B: マス目と駒 - AtCoder Regular Contest 038 | AtCoder
H行W列のマス目と駒が1つ与えられ、2人で順番に駒を動かしていく。駒は最初(1, 1)にあり、いくつかのマスには障害物がおいてある。駒が(i, j)にあるとき、(i, j+1)、(i+1, j)、(i+1, j+1)の3つの場所に移動可能である。ただし、移動先の場所に障害物がある場合は移動できない。
与えられた盤面で、先手(First)と後手(Second)のお互いが最善を尽くしたとき、どちらが勝つか求めよ。

解法

この問題においてWin-Lose Algorithmを用いる。(簡単のため、0-indexとする)
ここでいう状態とは、マスの座標のことである。

  • ゲームの初期状態は何か
    • (0, 0)
  • ゲームの終了条件は何か
    • 現在の位置(i, j)がi == Hもしくはj == Wであるか、(i, j)に障害物が置かれるかである。この場合、相手が移動できない位置に駒を移動させているため、勝ちである。
  • 現在の状態から遷移できる状態を全て列挙できるか
    • 現在の状態(i, j)に対して、移動可能な状態は(i, j+1)、(i+1, j)、(i+1, j+1)の3つである。

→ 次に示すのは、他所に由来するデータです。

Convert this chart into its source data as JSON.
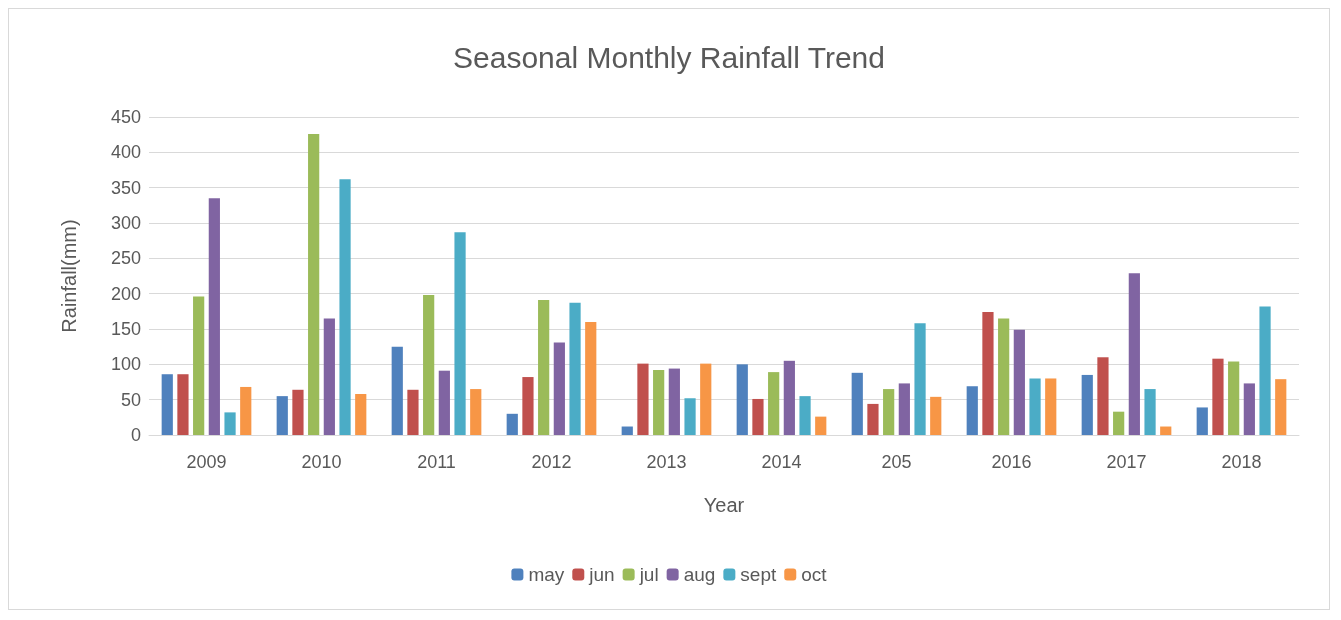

これを元に、isWinning関数を書くと以下のようになる。

# board[i][j]: マス(i, j)の状態を表す
# board[i][j]が'#'ならば、(i, j)には障害物がおいてある
def isWinning(i, j):
    if i == H or j == W or board[i][j] == '#':
        return True

    dij = [(1, 0), (0, 1), (1, 1)]
    nextStates = [(i+di, j+dj) for di, dj in dij]
    
    for nexti, nextj in nextStates:
        if isWinning(nexti, nextj) == False:
            return True
    return False

メモ化を行う場合は以下のようになる。

# memo[i][j]: (i, j)における勝ち負け(初期状態ではNone)
def isWinning(i, j):
    if i == H or j == W or board[i][j] == '#':
        return True
    if memo[i][j] != None:
        return memo[i][j]

    dij = [(1, 0), (0, 1), (1, 1)]
    nextStates = [(i+di, j+dj) for di, dj in dij]
    
    for nexti, nextj in nextStates:
        if isWinning(nexti, nextj) == False:
            memo[i][j] = True
            return True
    memo[i][j] = False
    return False

最後に

自分のような競プロ初心者はゲーム系の問題でよく出て来る(らしい)Grundy数とかいう大層なものの以前に、これが直感的に理解できないので書いて整理しておきたかった。
Algorithm Games – topcoderについては、grundy数を習得したかった - nanikakaのAOJ航海日誌が詳しい。
topcoderData Science Tutorials – topcoderでいろいろなアルゴリズムについて解説しているので蟻本とあわせて読んでいきたい。